J'observais, sur le sable, le ballet des bécasseaux défiant le va-et-vient de l'eau, plongeant une tête à la limite de l'écume, la retirant pour fuir la vague à pas pressés pour revenir aussitôt. Des goélands sans dignité se disputaient les miettes et déchets abandonnés.
Au-dessus de la dune plantée d'herbes hautes, le vol entrecroisé des oiseaux de rivage revenant de la pêche leur prise au bout du bec.
Un banc de brume est entré au fond de la baie, décolorant un moment le soleil que les nuages et la pénombre allaient bientôt finir d'avaler.
L'eau était chaude et l'air encore doux. Nous avons replié les chaises et quitté la plage à notre tour, repus d'une autre magnifique journée d'été.
Dans le Cape Cod Times du lendemain matin, sur la table du petit déjeuner, ce titre en lettres grasses : «A plan of attack». Au-dessous, une petite photo de requin et ces mots qui disaient tout : «shark watch».
Un journal sensationnaliste aurait mis une photo plus grosse, qui sait, des lettres rouge sang. Mais Cape Cod ne veut pas effrayer ses visiteurs. Déjà que les hôtels n'affichent pas complet malgré la pointe des vacances.
Le texte rappelait l'attaque d'un requin blanc sur un baigneur la semaine dernière à Truro, à la pointe Nord du Cape.
Cinquante kilomètres de Yarmouth où nous avions planté notre parasol. Assez loin pour ne pas avoir peur, mais pas assez pour l'ignorer.
L'homme s'était débattu pour repousser le squale et nager jusqu'à la berge; 47 points de suture pour recoudre une morsure au pied.
Depuis juillet, des baigneurs ont rapporté avoir vu plusieurs requins blancs sur les plages atlantiques de Cape Cop. Un kayakiste a été suivi.

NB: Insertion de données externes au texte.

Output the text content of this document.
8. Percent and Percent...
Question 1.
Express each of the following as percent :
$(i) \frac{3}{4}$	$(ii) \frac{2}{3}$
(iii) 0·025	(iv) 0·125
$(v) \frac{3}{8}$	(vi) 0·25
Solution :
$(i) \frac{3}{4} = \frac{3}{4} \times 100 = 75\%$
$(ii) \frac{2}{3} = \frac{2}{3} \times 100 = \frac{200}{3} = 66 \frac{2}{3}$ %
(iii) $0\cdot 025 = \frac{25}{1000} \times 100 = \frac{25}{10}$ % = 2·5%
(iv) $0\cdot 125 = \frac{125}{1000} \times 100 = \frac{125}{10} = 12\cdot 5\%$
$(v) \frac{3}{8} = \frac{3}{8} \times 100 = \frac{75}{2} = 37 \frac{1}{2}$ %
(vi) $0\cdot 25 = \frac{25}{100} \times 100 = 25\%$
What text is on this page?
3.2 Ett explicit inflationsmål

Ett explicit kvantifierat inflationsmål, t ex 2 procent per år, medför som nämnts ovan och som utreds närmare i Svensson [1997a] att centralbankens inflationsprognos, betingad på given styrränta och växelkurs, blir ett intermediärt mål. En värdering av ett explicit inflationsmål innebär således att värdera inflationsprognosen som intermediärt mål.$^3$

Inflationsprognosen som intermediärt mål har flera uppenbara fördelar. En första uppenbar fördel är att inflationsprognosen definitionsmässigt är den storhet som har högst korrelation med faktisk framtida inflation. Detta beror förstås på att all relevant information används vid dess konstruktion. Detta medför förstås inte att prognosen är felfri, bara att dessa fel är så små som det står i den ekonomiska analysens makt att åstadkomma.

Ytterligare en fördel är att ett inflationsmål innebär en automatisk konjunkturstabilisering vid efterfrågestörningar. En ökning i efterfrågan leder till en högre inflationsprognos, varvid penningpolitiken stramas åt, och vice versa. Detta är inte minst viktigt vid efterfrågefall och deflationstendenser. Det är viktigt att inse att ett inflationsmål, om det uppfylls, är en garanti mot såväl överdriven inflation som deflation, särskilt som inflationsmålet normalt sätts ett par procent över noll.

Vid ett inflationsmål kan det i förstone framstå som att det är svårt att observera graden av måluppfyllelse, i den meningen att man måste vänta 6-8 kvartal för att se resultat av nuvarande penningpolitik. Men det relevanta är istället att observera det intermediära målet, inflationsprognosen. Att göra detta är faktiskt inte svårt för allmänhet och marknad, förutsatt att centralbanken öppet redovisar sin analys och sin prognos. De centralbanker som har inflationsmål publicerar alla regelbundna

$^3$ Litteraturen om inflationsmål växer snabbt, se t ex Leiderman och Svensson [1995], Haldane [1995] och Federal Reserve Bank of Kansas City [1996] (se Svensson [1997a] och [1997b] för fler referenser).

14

L'eau chaude de juillet et la présence de phoques le long de la côte attirent les requins. Cela n'a rien d'exceptionnel, même si cela a toujours son effet.
On a encore en tête le Jaws de Steven Spielberg tourné pas très loin à Marthas's Vineyard.

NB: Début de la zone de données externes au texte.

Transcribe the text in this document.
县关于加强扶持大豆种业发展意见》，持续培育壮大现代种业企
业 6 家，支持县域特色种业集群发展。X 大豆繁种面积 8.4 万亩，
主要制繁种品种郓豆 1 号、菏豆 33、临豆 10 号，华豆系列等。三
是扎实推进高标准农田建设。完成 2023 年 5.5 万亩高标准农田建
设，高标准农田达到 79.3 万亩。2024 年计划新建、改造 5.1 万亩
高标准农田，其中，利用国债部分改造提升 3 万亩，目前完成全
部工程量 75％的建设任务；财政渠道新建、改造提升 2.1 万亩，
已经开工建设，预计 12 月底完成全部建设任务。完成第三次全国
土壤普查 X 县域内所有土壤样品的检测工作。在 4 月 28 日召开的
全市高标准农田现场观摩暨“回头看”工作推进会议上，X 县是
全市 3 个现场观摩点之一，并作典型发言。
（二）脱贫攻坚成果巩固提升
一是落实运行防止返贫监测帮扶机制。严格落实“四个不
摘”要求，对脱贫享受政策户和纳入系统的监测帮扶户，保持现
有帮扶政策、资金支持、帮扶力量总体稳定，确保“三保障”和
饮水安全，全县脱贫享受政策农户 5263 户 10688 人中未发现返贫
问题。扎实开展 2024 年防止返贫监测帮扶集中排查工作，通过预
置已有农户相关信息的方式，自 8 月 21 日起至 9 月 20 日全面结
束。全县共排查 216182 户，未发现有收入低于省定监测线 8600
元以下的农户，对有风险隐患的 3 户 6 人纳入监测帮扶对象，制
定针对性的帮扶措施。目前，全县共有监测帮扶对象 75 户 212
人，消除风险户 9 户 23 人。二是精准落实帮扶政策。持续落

Les autorités ont choisi de ne pas fermer les plages et de ne pas partir à la chasse aux requins, sinon pour documenter davantage leur présence.
On va plutôt faire des relations publiques et mieux informer les baigneurs des dangers et des zones à risque.
Une opération en douceur au pays de la loi et de l'ordre.
À la fin du reportage, une grande photo montrait quatre rangers du Service national des Parcs. En bras de chemise, ils avançaient, résolus, dans une allée de sable bordée de rosiers sauvages et de clôtures de bois menant à la plage.
Le flash m'est venu un peu plus tard. Sean Connery et Kevin Costner sur l'affiche d'Eliot Ness et des Intouchables, prêts pour la chasse aux requins dans les rues de Chicago.
À mon retour, sa photo était à la une des journaux de la veille. Elle y était encore deux jours plus tard, ce qui montre l'ampleur de la prise.
François Legault, dont la sobriété est souvent désespérante, s'est lui-même occupé des superlatifs pour présenter sa recrue : «C'est notre Eliot Ness québécois». Un ranger dans la piscine aux requins.
Le rapport de Jacques Duchesneau avait à l'époque eu l'effet d'une bombe. Comme son entrée dans cette campagne électorale.
Je me souviens pourtant avoir été déçu du rapport. Le propos était pertinent et explosif, mais trop peu documenté en faits et en noms.
J'avais été agacé par les effets de forme et de style qui tenaient par moment de l'ésotérisme; agacé par son empressement à parader devant les caméras plutôt qu'à remplir les cases vides de l'enquête.
«On verra», comme dit son chef.
Nous avons passé les douanes à Stanstead. Rien à déclarer. Des bécasseaux fuyant l'écume des vagues et un requin dans le journal. Quelques kilomètres plus loin, nous avons vu une première affiche électorale.